My husband is a good man, and a good feminist ally. I could tell, as I walked him through it, that he was trying to grasp what I was getting at. But he didn't. He said he'd try to do more cleaning around the house to help me out. He restated that all I ever needed to do was ask him for help, but therein lies the problem. I don't want to micromanage housework. I want a partner with equal initiative.
However, it's not as easy as telling him that. My husband, despite his good nature and admirable intentions, still responds to criticism in a very patriarchal way. Forcing him to see emotional labor for the work it is feels like a personal attack on his character. If I were to point out random emotional labor duties I carry out—reminding him of his family's birthdays, carrying in my head the entire school handbook and dietary guidelines for lunches, updating the calendar to include everyone's schedules, asking his mother to babysit the kids when we go out, keeping track of what food and household items we are running low on, tidying everyone's strewn about belongings, the unending hell that is laundry—he would take it as me saying, "Look at everything I'm doing that you're not. You're a bad person for ignoring me and not pulling your weight."
Bearing the brunt of all this emotional labor in a household is frustrating. It's the word I hear most commonly when talking to friends about the subject of all the behind-the-scenes work they do. It's frustrating to be saddled with all of these responsibilities, no one to acknowledge the work you are doing, and no way to change it without a major confrontation.

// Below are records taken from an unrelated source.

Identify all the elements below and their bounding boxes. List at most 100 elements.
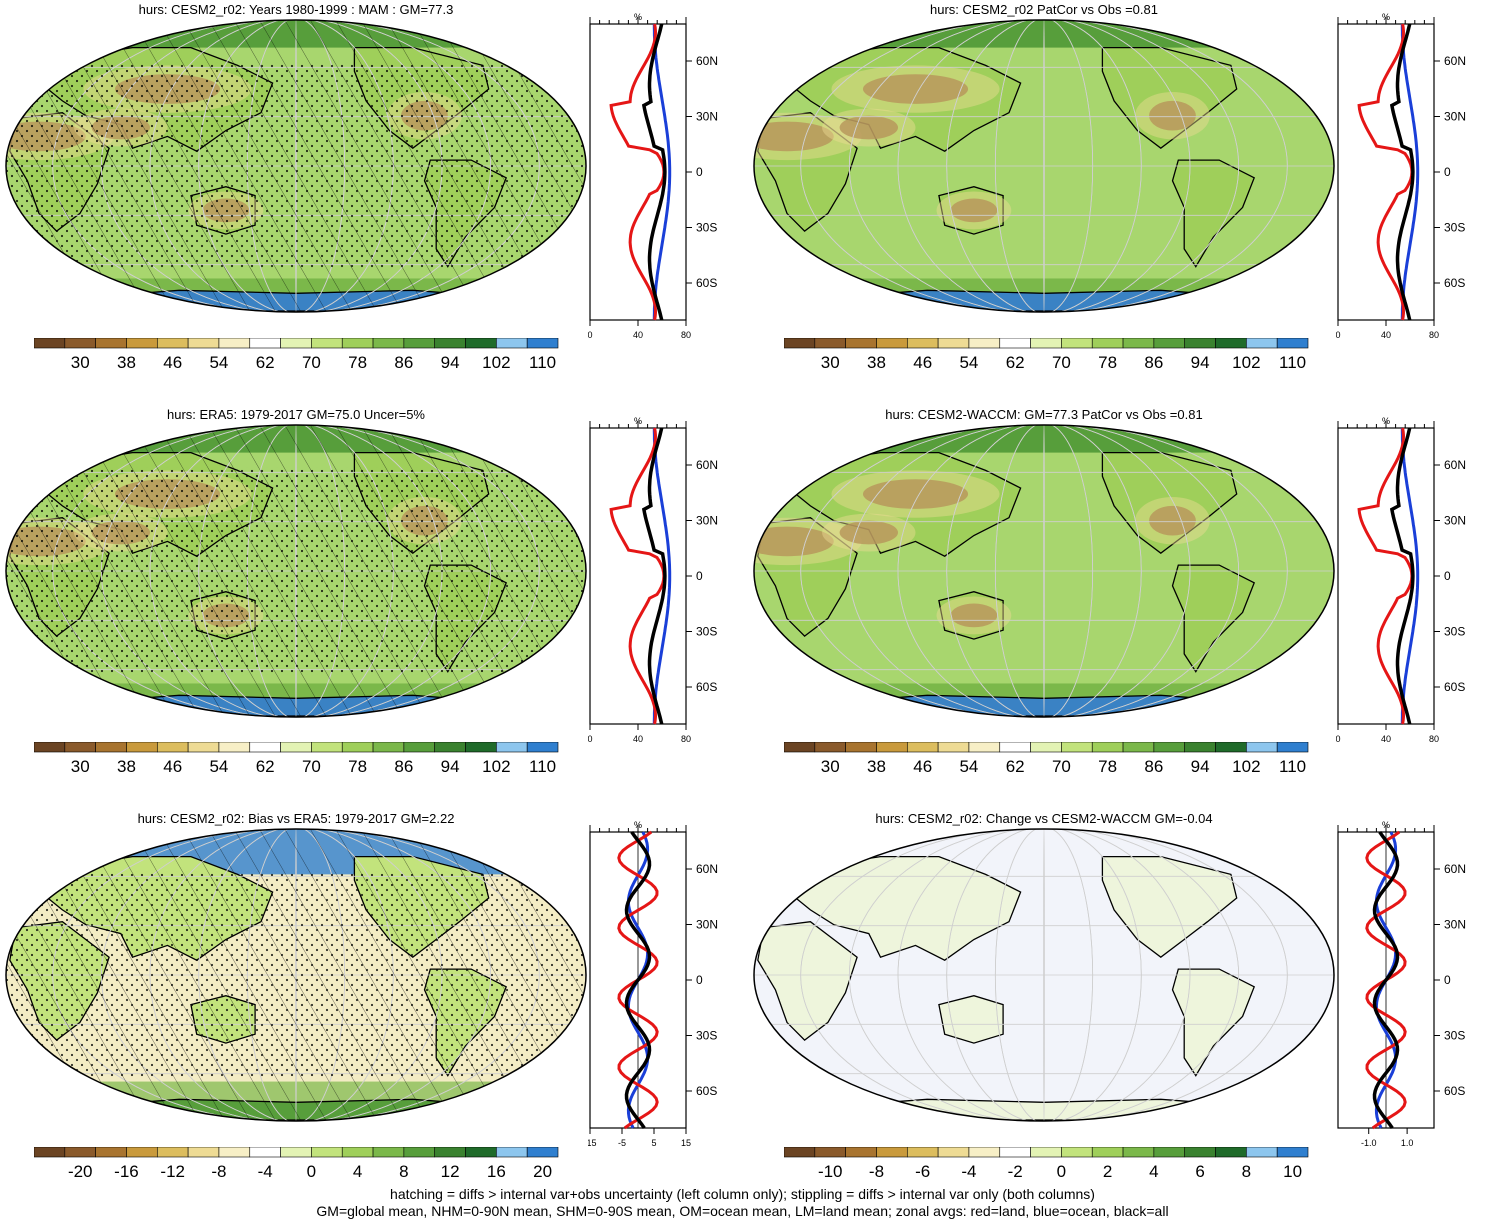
colorbar: -20 -16 -12 -8 -4 0 4 8 12 16 20 <box>34 1147 559 1181</box>
profile-xtick: 0 <box>1336 330 1341 340</box>
colorbar-label: 102 <box>482 353 510 372</box>
colorbar-swatch <box>434 338 466 349</box>
colorbar-swatch <box>218 1147 251 1158</box>
footer-line-1: hatching = diffs > internal var+obs unce… <box>390 1186 1095 1202</box>
desert-ausdes <box>950 603 998 628</box>
colorbar-swatch <box>280 742 312 753</box>
colorbar-swatch <box>187 742 220 753</box>
profile-xtick: 15 <box>681 1138 691 1148</box>
continent-greenland <box>1218 437 1255 460</box>
colorbar-label: 94 <box>441 757 460 776</box>
colorbar-label: 70 <box>1052 757 1071 776</box>
colorbar-label: 78 <box>1098 757 1117 776</box>
colorbar-swatch <box>126 742 158 753</box>
colorbar-label: 86 <box>394 757 413 776</box>
colorbar-swatch <box>814 742 846 753</box>
continent-greenland <box>470 841 507 864</box>
profile-xtick: 5 <box>651 1138 656 1148</box>
colorbar-swatch <box>1153 1147 1186 1158</box>
colorbar-swatch <box>937 742 970 753</box>
colorbar-label: 94 <box>441 353 460 372</box>
colorbar-label: 8 <box>1242 1162 1251 1181</box>
profile-ytick: 60S <box>696 1084 717 1098</box>
continent-namerica <box>1101 46 1238 150</box>
colorbar-swatch <box>434 742 466 753</box>
profile-xtick: 40 <box>1381 330 1391 340</box>
colorbar-swatch <box>64 1147 96 1158</box>
colorbar-label: 38 <box>117 353 136 372</box>
colorbar-swatch <box>1276 1147 1309 1158</box>
profile-ytick: 60N <box>696 458 718 472</box>
colorbar-swatch <box>465 338 497 349</box>
colorbar-swatch <box>187 338 220 349</box>
colorbar-label: 78 <box>348 757 367 776</box>
colorbar-label: 54 <box>209 353 228 372</box>
colorbar-label: -16 <box>114 1162 139 1181</box>
map-border <box>753 828 1335 1122</box>
colorbar-swatch <box>526 338 559 349</box>
colorbar-swatch <box>1246 1147 1278 1158</box>
colorbar-swatch <box>341 338 374 349</box>
colorbar-swatch <box>403 1147 436 1158</box>
colorbar: 30 38 46 54 62 70 78 86 94 102 110 <box>34 742 559 776</box>
continent-greenland <box>1218 841 1255 864</box>
profile-ytick: 30S <box>1444 221 1465 235</box>
continent-samerica <box>1171 968 1256 1077</box>
colorbar-label: 62 <box>256 353 275 372</box>
colorbar-swatch <box>784 742 816 753</box>
colorbar-swatch <box>1184 338 1216 349</box>
colorbar: 30 38 46 54 62 70 78 86 94 102 110 <box>784 742 1309 776</box>
colorbar-label: 30 <box>821 353 840 372</box>
colorbar-label: 110 <box>1279 757 1306 776</box>
colorbar-swatch <box>999 1147 1031 1158</box>
colorbar-swatch <box>372 742 405 753</box>
colorbar-swatch <box>814 338 846 349</box>
colorbar-swatch <box>372 1147 405 1158</box>
colorbar-label: 8 <box>399 1162 408 1181</box>
colorbar-swatch <box>1030 338 1062 349</box>
profile-xtick: 80 <box>1429 734 1439 744</box>
colorbar-label: -6 <box>915 1162 930 1181</box>
panel-title: hurs: CESM2_r02: Bias vs ERA5: 1979-2017… <box>137 811 455 826</box>
colorbar-label: 110 <box>529 353 556 372</box>
colorbar-swatch <box>1215 338 1247 349</box>
desert-tibet <box>862 74 969 104</box>
profile-xtick: 40 <box>633 734 643 744</box>
profile-ytick: 60S <box>696 276 717 290</box>
colorbar-label: 110 <box>529 757 556 776</box>
profile-xtick: 40 <box>1381 734 1391 744</box>
colorbar-label: -20 <box>68 1162 93 1181</box>
colorbar-label: 86 <box>1144 757 1163 776</box>
colorbar-label: -4 <box>258 1162 273 1181</box>
colorbar-swatch <box>311 338 343 349</box>
colorbar-swatch <box>496 1147 528 1158</box>
colorbar-swatch <box>1276 742 1309 753</box>
colorbar-swatch <box>526 1147 559 1158</box>
desert-namdes <box>1149 505 1196 536</box>
colorbar-label: 110 <box>1279 353 1306 372</box>
colorbar-swatch <box>845 742 877 753</box>
colorbar-label: 30 <box>71 353 90 372</box>
colorbar-label: 10 <box>1283 1162 1302 1181</box>
colorbar-swatch <box>1153 338 1186 349</box>
colorbar-label: 70 <box>302 353 321 372</box>
colorbar-swatch <box>1215 742 1247 753</box>
colorbar-swatch <box>1153 742 1186 753</box>
profile-xtick: 80 <box>681 734 691 744</box>
colorbar-label: 0 <box>1057 1162 1066 1181</box>
colorbar-swatch <box>156 338 189 349</box>
colorbar-swatch <box>876 338 908 349</box>
colorbar-swatch <box>372 338 405 349</box>
world-map <box>753 424 1335 718</box>
profile-xtick: 40 <box>633 330 643 340</box>
profile-ytick: 30N <box>696 514 718 528</box>
world-map <box>753 828 1335 1122</box>
profile-xtick: -15 <box>588 1138 597 1148</box>
profile-xtick: 0 <box>588 734 593 744</box>
colorbar-swatch <box>34 338 66 349</box>
profile-ytick: 30N <box>696 918 718 932</box>
profile-ytick: 30N <box>1444 918 1466 932</box>
colorbar-swatch <box>1246 742 1278 753</box>
colorbar-swatch <box>64 742 96 753</box>
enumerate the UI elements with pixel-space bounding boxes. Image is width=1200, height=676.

"What bothers me the most about having any conversation around emotional labor is being seen as a nag," says Kelly Burch, a freelance journalist who works primarily from home. "My partner feels irritated and defensive by the fact that I'm always pointing out what he's not doing. It shuts him down. I understand why it would be frustrating from his perspective, but I haven't figured out another way to make him aware of all the emotional and mental energy I'm spending to keep the house running."